Physical origins of ruled surfaces on the reduced density matrices geometry

TL;DR

This paper investigates the physical origins of ruled surfaces on the geometry of reduced density matrices in quantum many-body systems, revealing they can indicate either symmetry-breaking or gapless phases, with a finite size scaling method to distinguish these origins.

Contribution

It introduces a finite size scaling approach to differentiate ruled surfaces caused by symmetry-breaking from those due to gapless systems in quantum models.

Findings

Ruled surfaces can signal symmetry-breaking or gapless phases.

Finite size scaling effectively distinguishes the origin of ruled surfaces.

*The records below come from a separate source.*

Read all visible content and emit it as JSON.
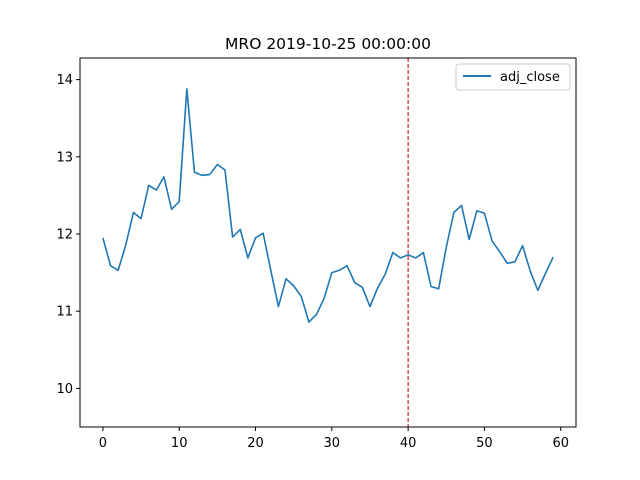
{
  "chart_data": {
    "type": "line",
    "title": "MRO 2019-10-25 00:00:00",
    "xlabel": "",
    "ylabel": "",
    "xlim": [
      -3,
      62
    ],
    "ylim": [
      9.5,
      14.28
    ],
    "x_ticks": [
      0,
      10,
      20,
      30,
      40,
      50,
      60
    ],
    "y_ticks": [
      10,
      11,
      12,
      13,
      14
    ],
    "grid": false,
    "legend": {
      "placement": "upper right",
      "entries": [
        "adj_close"
      ]
    },
    "vline": {
      "x": 40,
      "color": "#d62728",
      "style": "dashed"
    },
    "series": [
      {
        "name": "adj_close",
        "color": "#1f77b4",
        "x": [
          0,
          1,
          2,
          3,
          4,
          5,
          6,
          7,
          8,
          9,
          10,
          11,
          12,
          13,
          14,
          15,
          16,
          17,
          18,
          19,
          20,
          21,
          22,
          23,
          24,
          25,
          26,
          27,
          28,
          29,
          30,
          31,
          32,
          33,
          34,
          35,
          36,
          37,
          38,
          39,
          40,
          41,
          42,
          43,
          44,
          45,
          46,
          47,
          48,
          49,
          50,
          51,
          52,
          53,
          54,
          55,
          56,
          57,
          58,
          59
        ],
        "values": [
          11.95,
          11.59,
          11.53,
          11.86,
          12.28,
          12.2,
          12.63,
          12.57,
          12.74,
          12.32,
          12.42,
          13.88,
          12.8,
          12.76,
          12.77,
          12.9,
          12.83,
          11.96,
          12.06,
          11.69,
          11.95,
          12.01,
          11.53,
          11.06,
          11.42,
          11.33,
          11.19,
          10.86,
          10.96,
          11.17,
          11.5,
          11.53,
          11.59,
          11.37,
          11.31,
          11.06,
          11.3,
          11.48,
          11.76,
          11.69,
          11.73,
          11.69,
          11.76,
          11.32,
          11.29,
          11.83,
          12.28,
          12.37,
          11.93,
          12.3,
          12.27,
          11.91,
          11.77,
          11.62,
          11.64,
          11.85,
          11.52,
          11.27,
          11.49,
          11.7
        ]
      }
    ]
  }
}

Application to the two-mode XY model confirms the method's validity.

Abstract

The reduced density matrices (RDMs) of many-body quantum states form a convex set. The boundary of low dimensional projections of this convex set may exhibit nontrivial geometry such as ruled surfaces. In this paper, we study the physical origins of these ruled surfaces for bosonic systems. The emergence of ruled surfaces was recently proposed as signatures of symmetry-breaking phase. We show that, apart from being signatures of symmetry-breaking, ruled surfaces can also be the consequence of gapless quantum systems by demonstrating an explicit example in terms of a two-mode Ising model. Our analysis was largely simplified by the quantum de Finetti's theorem---in the limit of large system size, these RDMs are the convex set of all the symmetric separable states. To distinguish ruled surfaces originated from gapless systems from those caused by symmetry-breaking, we propose to use the finite size scaling method for the corresponding geometry. This method is then applied to the two-mode XY model, successfully identifying a ruled surface as the consequence of gapless systems.